Manufacturier, costumier, lauréat de l’affiche du 1er Festival mondial des arts nègres (1966), Ibou Diouf a traversé plusieurs générations, plusieurs époques et plusieurs styles d’art. A travers son exposition inaugurée ce jeudi à la Galerie nationale d’art, l’artiste a démontré une nouvelle fois son talent et son génie. Le peintre dessine ses personnages et fait de ses acteurs principaux des oiseaux. On dirait plutôt des êtres mi-homme mi animal. Dans son univers cosmique, le plasticien présente environ 47 œuvres, dont la plupart dessinées seulement en 2016, font l’objet d’une  1ère exposition. Disposées par pièces de 3 œuvres ou 2, ces toiles relatent l’univers d’hommes à visage d’oiseau.  En les regardant de près, on a l’impression de voir des oiseaux, aux ailes repliés sur elles-mêmes. Et l’artiste s’en expli­que : «Le cosmique, c’est un travail et des interrogations sur l’être humain, les métamorphoses de l’être entre le végétal, l’animal et l’être humain… ». Le choix des oiseaux est donc bien délibéré, fait savoir Ibou Diouf qui considère que l’homme étant un être masqué, il fallait tout simplement choisir l’oiseau pour être concret.
«Nous avons tous un masque, et l’oiseau n’est pas laid, c’est mythique, au fond c’est l’être humain», a-t-il souligné. Derrière ce masque, le commissaire de l’exposition Omar Ndiaye décèle lui, des personnages mis en relief. «Les personnages ne sont pas plats… Dans certaines œuvres vous avez l’impression que c’est de l’abstrait alors que si vous regardez bien vous les voyez surgir. Ils surgissent comme s’ils sortaient de l’ombre pour venir vers la lumière», note-t-il. Omar Ndiaye dit être par ailleurs attiré par ce côté à la fois dépouillé et académique de la peinture de Ibou Diouf. «Il n’arrête pas de surprendre à chacune de ses expositions. Sa peinture est très dépouillée et très académique. Ses traits sont très fins et bien précis. On sent les différentes séquences de la formation d’un artiste qui a une bonne maitrise de son crayon», observe-t-il.

La sérénité des femmes en toile de fond
Trainant le regard plus près d’une des œuvres, l’on croit appréhender une femme emmitouflée dans son «meulfeu», comme une maure. Cela saute à l’œil. Mais ce n’est point une surprise puisque, dit-on, «on retrouve bien souvent dans les œuvres de l’artiste la femme sénégalaise sous diverses incarnations». Le peintre ac­quies­ce et confie rechercher à travers ces figures féminines, ce côté apaisé, cette sérénité, ce sens très posé des femmes «Le centre de gravité ce n’est pas un oiseau, ça peut être des femmes, des hommes mais toujours il y a ce côté féminin qui se détache. Ce ne sont pas de gens virulents, elles sont très posées», confesse-t-il.

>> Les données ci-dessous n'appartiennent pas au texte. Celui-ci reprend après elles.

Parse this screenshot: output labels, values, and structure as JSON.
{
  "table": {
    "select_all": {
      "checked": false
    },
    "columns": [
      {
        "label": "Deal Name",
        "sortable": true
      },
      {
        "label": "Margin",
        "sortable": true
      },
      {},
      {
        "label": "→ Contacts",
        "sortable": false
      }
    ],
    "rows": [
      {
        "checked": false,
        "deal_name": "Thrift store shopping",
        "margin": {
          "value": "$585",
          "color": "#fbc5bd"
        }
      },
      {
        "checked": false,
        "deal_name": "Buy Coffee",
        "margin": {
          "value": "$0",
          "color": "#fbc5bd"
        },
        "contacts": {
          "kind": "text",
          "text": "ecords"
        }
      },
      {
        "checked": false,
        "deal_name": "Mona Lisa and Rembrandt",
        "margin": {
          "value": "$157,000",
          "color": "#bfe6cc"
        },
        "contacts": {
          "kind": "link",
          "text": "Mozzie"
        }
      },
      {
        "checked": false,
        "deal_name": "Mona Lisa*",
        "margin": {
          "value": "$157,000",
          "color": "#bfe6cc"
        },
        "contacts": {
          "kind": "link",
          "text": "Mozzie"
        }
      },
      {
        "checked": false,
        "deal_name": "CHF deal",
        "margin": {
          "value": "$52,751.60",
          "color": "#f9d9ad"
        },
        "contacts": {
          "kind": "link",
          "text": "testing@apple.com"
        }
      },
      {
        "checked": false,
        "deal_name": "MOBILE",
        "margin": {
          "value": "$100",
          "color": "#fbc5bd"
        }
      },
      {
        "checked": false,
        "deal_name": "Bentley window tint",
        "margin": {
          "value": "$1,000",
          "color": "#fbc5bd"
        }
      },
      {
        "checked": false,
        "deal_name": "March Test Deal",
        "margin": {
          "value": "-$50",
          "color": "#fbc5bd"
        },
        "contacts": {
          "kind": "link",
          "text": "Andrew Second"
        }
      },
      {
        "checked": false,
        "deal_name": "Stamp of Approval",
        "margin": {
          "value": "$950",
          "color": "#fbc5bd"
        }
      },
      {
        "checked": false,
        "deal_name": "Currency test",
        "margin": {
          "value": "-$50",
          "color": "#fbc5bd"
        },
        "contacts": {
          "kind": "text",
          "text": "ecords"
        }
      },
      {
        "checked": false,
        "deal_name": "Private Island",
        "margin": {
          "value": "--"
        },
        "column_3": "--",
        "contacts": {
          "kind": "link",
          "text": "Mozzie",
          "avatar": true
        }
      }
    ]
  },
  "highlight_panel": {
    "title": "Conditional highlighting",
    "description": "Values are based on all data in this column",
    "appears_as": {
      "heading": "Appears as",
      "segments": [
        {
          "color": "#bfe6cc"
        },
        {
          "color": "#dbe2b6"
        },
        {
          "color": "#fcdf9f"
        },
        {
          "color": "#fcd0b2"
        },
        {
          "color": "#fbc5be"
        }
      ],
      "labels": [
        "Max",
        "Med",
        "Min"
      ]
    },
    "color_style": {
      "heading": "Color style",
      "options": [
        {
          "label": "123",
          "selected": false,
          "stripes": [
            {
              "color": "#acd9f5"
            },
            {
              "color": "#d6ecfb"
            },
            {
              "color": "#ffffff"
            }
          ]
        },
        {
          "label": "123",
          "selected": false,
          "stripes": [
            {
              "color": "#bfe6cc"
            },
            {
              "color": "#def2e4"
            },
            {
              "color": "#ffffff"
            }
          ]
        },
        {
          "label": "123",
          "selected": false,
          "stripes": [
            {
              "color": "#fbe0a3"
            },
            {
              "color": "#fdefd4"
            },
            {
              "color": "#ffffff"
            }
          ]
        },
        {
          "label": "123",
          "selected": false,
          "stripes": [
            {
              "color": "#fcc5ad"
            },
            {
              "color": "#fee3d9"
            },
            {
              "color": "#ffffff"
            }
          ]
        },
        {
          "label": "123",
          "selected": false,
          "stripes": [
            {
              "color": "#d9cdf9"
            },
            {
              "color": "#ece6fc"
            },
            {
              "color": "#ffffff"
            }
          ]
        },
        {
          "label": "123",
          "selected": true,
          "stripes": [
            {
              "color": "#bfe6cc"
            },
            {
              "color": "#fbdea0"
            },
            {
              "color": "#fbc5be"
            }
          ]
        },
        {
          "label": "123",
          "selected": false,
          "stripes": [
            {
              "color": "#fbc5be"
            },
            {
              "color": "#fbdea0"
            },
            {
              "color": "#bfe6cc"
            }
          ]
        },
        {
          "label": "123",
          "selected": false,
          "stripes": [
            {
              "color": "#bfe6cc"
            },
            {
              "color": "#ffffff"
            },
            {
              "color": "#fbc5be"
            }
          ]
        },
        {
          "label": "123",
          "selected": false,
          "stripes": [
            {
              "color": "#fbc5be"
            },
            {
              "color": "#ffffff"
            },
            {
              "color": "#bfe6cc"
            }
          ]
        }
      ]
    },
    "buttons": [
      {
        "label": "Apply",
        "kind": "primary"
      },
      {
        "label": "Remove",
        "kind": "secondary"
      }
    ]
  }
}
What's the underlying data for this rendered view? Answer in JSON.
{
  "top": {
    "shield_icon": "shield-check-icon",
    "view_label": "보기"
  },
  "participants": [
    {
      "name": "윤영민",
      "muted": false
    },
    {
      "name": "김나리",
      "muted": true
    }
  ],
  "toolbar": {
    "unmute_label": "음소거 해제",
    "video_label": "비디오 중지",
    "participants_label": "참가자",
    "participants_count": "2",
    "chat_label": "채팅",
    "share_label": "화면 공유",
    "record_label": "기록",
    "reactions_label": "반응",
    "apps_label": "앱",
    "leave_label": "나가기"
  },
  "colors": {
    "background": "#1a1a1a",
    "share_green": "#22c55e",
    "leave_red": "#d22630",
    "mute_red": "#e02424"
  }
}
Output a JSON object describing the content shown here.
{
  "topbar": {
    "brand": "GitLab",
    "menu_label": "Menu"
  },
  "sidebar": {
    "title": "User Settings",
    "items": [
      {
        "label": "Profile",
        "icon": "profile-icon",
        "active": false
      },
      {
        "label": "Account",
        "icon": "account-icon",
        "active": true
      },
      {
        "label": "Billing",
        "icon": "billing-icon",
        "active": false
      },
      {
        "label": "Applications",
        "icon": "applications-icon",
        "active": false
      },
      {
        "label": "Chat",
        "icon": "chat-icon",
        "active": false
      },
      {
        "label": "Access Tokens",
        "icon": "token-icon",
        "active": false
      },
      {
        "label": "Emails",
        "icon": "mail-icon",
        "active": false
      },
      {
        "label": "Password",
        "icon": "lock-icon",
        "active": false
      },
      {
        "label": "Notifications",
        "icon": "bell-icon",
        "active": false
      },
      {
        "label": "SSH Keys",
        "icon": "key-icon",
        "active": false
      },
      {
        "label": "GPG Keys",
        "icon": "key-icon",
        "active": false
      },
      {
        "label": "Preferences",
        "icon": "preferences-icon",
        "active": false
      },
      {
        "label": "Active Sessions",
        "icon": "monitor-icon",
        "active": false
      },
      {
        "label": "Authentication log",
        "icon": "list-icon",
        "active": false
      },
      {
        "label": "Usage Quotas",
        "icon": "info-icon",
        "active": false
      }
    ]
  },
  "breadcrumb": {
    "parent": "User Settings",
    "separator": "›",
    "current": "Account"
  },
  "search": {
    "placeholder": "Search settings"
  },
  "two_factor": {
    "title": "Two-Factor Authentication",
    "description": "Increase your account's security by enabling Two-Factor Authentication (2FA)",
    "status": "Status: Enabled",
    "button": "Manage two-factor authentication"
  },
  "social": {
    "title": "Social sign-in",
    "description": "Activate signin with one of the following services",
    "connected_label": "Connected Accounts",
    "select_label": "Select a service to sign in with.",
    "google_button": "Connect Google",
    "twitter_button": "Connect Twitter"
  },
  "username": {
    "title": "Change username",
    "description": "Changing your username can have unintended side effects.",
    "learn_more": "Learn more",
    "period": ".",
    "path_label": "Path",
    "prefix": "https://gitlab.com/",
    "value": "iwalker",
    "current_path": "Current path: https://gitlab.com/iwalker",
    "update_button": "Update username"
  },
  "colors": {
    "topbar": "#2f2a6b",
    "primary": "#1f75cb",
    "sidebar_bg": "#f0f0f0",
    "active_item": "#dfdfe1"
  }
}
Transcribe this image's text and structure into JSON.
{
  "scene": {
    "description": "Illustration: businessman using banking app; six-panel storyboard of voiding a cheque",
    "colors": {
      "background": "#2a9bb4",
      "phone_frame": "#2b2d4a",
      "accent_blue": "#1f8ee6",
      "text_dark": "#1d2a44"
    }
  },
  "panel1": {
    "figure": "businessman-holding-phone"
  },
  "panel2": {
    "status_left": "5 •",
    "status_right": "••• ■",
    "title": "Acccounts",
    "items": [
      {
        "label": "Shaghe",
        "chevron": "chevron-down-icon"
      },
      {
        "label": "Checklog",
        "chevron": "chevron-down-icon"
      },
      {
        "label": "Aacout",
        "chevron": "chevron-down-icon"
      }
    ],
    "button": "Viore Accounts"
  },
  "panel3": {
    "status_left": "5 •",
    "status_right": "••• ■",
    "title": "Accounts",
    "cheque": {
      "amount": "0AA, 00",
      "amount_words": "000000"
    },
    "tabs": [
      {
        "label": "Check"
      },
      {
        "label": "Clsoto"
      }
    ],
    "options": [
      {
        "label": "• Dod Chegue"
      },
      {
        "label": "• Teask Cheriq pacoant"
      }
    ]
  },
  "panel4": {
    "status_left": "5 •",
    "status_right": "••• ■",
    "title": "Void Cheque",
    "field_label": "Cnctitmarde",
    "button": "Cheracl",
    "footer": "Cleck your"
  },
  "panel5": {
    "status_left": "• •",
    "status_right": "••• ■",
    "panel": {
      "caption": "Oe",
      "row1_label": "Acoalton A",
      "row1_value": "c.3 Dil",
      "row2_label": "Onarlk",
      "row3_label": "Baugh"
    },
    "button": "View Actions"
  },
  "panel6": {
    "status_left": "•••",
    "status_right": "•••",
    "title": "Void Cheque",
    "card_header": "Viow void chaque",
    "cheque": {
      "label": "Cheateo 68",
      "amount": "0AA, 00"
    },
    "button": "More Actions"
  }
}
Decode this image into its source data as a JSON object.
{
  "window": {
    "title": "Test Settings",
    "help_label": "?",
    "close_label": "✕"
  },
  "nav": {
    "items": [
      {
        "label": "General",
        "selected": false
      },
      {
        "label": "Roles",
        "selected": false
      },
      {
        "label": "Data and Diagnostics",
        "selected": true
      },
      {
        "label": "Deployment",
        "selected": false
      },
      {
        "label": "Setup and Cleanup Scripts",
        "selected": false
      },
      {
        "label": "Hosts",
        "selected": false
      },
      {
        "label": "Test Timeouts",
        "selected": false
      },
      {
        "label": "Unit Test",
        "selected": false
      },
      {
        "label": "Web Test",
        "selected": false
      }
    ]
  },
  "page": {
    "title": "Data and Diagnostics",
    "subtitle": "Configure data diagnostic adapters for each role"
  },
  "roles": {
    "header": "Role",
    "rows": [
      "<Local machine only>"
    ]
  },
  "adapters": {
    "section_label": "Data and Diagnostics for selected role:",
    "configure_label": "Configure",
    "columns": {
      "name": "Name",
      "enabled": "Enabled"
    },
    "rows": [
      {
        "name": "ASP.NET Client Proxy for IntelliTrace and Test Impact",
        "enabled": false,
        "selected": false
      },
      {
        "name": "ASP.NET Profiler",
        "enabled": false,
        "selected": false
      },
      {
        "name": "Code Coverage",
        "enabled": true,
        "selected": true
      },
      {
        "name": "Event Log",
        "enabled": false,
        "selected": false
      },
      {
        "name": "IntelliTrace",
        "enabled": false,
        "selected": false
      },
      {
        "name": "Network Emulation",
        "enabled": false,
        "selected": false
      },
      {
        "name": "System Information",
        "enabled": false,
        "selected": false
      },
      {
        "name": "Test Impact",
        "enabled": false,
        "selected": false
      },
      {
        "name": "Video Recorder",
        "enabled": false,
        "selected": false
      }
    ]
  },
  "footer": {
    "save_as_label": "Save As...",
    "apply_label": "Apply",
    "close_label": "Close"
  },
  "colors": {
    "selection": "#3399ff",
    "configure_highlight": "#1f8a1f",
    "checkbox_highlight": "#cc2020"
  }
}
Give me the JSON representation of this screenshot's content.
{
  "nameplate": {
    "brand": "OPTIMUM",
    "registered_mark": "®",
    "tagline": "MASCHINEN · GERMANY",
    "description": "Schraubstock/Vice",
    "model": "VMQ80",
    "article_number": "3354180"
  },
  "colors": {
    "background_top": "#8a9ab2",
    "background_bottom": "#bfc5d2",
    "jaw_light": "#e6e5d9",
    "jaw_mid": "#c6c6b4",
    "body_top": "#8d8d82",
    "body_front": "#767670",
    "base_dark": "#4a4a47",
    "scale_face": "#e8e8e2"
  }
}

Dans cette exposition qui entraine vers toutes sortes d’imagination, certains visiteurs soupçonnent en ces figures, mi-homme mi- oiseau, une inspiration égyptienne. Vu de profil, l’on croit effectivement voir Horus, Anubis ou Seth, ces figures de la mythologie égyptienne. Laissant libre court à toute interprétation, l’artiste se lance lui dans les milles interrogations qui découlent de son œuvre. En réalité, en fond de son travail, immerge un certain nombre de questionnements. «Le cosmique, c’est un travail et des interrogations sur l’être humain, les métamorphoses de l’être entre le végétal, l’animal et l’être humain. Il y a cette espèce de questionnement éternel», nous dit-il. La première l’éthique d’une vie. Et l’autre du sommeil au rêve ; sont l’essence même de son exposition. «Il y a deux jours seulement tout le monde se posait la même question. Pourquoi ça ne bouge pas ? Que doit-on changer?» La question reste ouverte.
 
Des œuvres et des questions
Après 50 ans de vie artistique, ce pionnier des arts, interroge et s’interroge toujours, loin de croire son œuvre achevée, il ouvre une nouvelle brèche, dans laquelle s’inscrit ce nouveau travail. Voila sans doute ce pourquoi le ministre de la Culture et de la communication Mbagnick Ndiaye a jugé utile de le sortir de son hibernation. «Les œuvres d’art ne sont pas seulement des objets de contemplation mais ce sont de puissants outils d’investigation qui permettent d’analyser et de comprendre», a-t-il affirmé. Et pour insister sur la pertinence de ces propos, la directrice de la Galerie nationale d’art, Awa Cheikh Diouf d’inviter le public à venir profiter de la finesse et de la douceur de ces œuvres dignes d’un grand maître. L’exposition se poursuit jusqu’au 24 décembre.